What WellSpry Is Doing Right Now
WellSpry is currently prescribing CJC-1295, Ipamorelin, and Selank through our physician network via CareValidate, with compounds prepared by our 503A pharmacy partner Belmar Pharma Solutions. These prescriptions are introduced at the 90-day physician check-in when body composition and biomarker data justify them — not at initial intake.
Upon formal FDA publication of the remaining 11 peptides, WellSpry will expand prescribing to include BPC-157, TB-500, AOD-9604, and other compounds as warranted by individual patient biomarkers. The clinical infrastructure — testing, physician network, pharmacy relationship, and documentation workflow — is already in place. The only constraint is the regulatory timeline.
This article reflects the regulatory status of peptide compounds as of April 15, 2026. The FDA Federal Register publication for the 14 additional peptides announced by HHS Secretary Kennedy on February 27, 2026 has not been issued as of this date. WellSpry will update this article when the official publication occurs. This content is for informational purposes and does not constitute medical advice. Consult your physician before starting any peptide therapy.
Frequently Asked Questions
Which peptides are legal to prescribe in 2026?
CJC-1295, Ipamorelin, and Selank are currently legal for 503A compounding with a physician prescription. Fourteen additional peptides including BPC-157, TB-500, and AOD-9604 have been announced for reclassification but await formal FDA publication.
Is BPC-157 legal in 2026?
As of April 2026, BPC-157 remains technically on the FDA Category 2 restricted list. HHS Secretary Kennedy announced its reclassification on February 27, 2026, but formal FDA Federal Register publication has not been issued. WellSpry will begin prescribing immediately upon formal publication.
Do I need a prescription for peptides?
Yes. Even with Category 1 status, peptides require a valid physician prescription for 503A compounding. They are not available over the counter. Purchasing from unregulated research chemical vendors remains legally and medically risky.

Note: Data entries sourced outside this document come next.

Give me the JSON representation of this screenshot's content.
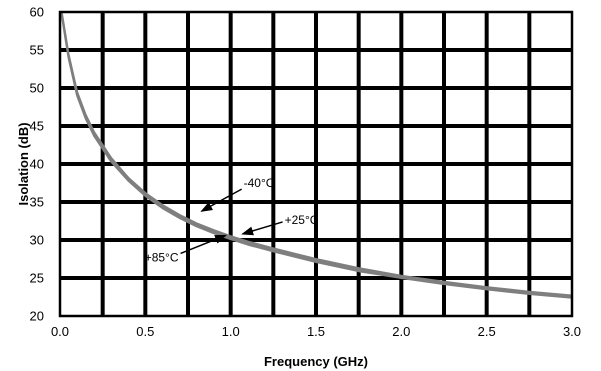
{
  "chart_data": {
    "type": "line",
    "title": "",
    "xlabel": "Frequency (GHz)",
    "ylabel": "Isolation (dB)",
    "xlim": [
      0.0,
      3.0
    ],
    "ylim": [
      20,
      60
    ],
    "x_ticks": [
      0.0,
      0.5,
      1.0,
      1.5,
      2.0,
      2.5,
      3.0
    ],
    "x_tick_labels": [
      "0.0",
      "0.5",
      "1.0",
      "1.5",
      "2.0",
      "2.5",
      "3.0"
    ],
    "y_ticks": [
      20,
      25,
      30,
      35,
      40,
      45,
      50,
      55,
      60
    ],
    "y_tick_labels": [
      "20",
      "25",
      "30",
      "35",
      "40",
      "45",
      "50",
      "55",
      "60"
    ],
    "grid": true,
    "series": [
      {
        "name": "-40°C",
        "color": "#7f7f7f",
        "x": [
          0.01,
          0.05,
          0.1,
          0.15,
          0.2,
          0.3,
          0.4,
          0.5,
          0.6,
          0.7,
          0.8,
          0.9,
          1.0,
          1.1,
          1.25,
          1.5,
          1.75,
          2.0,
          2.25,
          2.5,
          2.75,
          3.0
        ],
        "y": [
          60.0,
          54.5,
          49.5,
          46.5,
          44.2,
          40.8,
          38.2,
          36.2,
          34.6,
          33.3,
          32.2,
          31.3,
          30.5,
          29.8,
          28.9,
          27.5,
          26.3,
          25.3,
          24.5,
          23.8,
          23.2,
          22.7
        ]
      },
      {
        "name": "+25°C",
        "color": "#7f7f7f",
        "x": [
          0.01,
          0.05,
          0.1,
          0.15,
          0.2,
          0.3,
          0.4,
          0.5,
          0.6,
          0.7,
          0.8,
          0.9,
          1.0,
          1.1,
          1.25,
          1.5,
          1.75,
          2.0,
          2.25,
          2.5,
          2.75,
          3.0
        ],
        "y": [
          59.8,
          54.2,
          49.2,
          46.2,
          43.9,
          40.5,
          38.0,
          36.0,
          34.4,
          33.1,
          32.0,
          31.1,
          30.3,
          29.6,
          28.7,
          27.3,
          26.1,
          25.2,
          24.4,
          23.7,
          23.1,
          22.6
        ]
      },
      {
        "name": "+85°C",
        "color": "#7f7f7f",
        "x": [
          0.01,
          0.05,
          0.1,
          0.15,
          0.2,
          0.3,
          0.4,
          0.5,
          0.6,
          0.7,
          0.8,
          0.9,
          1.0,
          1.1,
          1.25,
          1.5,
          1.75,
          2.0,
          2.25,
          2.5,
          2.75,
          3.0
        ],
        "y": [
          59.6,
          54.0,
          49.0,
          46.0,
          43.7,
          40.3,
          37.8,
          35.8,
          34.2,
          32.9,
          31.8,
          30.9,
          30.1,
          29.4,
          28.5,
          27.1,
          25.9,
          25.0,
          24.2,
          23.5,
          22.9,
          22.4
        ]
      }
    ],
    "annotations": [
      {
        "text": "-40°C",
        "series": "-40°C",
        "x": 0.83,
        "y": 33.8
      },
      {
        "text": "+25°C",
        "series": "+25°C",
        "x": 1.07,
        "y": 30.8
      },
      {
        "text": "+85°C",
        "series": "+85°C",
        "x": 0.97,
        "y": 30.6
      }
    ]
  }
}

What is a 503A compounding pharmacy?
A 503A pharmacy prepares patient-specific medications under a physician prescription. Unlike 503B outsourcing facilities that produce large batches, 503A pharmacies compound individually for each patient — the most personalised and supervised pathway for peptide therapy.
How does WellSpry prescribe peptides?
WellSpry runs a 100+ biomarker blood panel and gut microbiome test before any prescription. The biomarker data creates the clinical documentation that justifies each prescription — making WellSpry's model more compliant than questionnaire-only peptide clinics.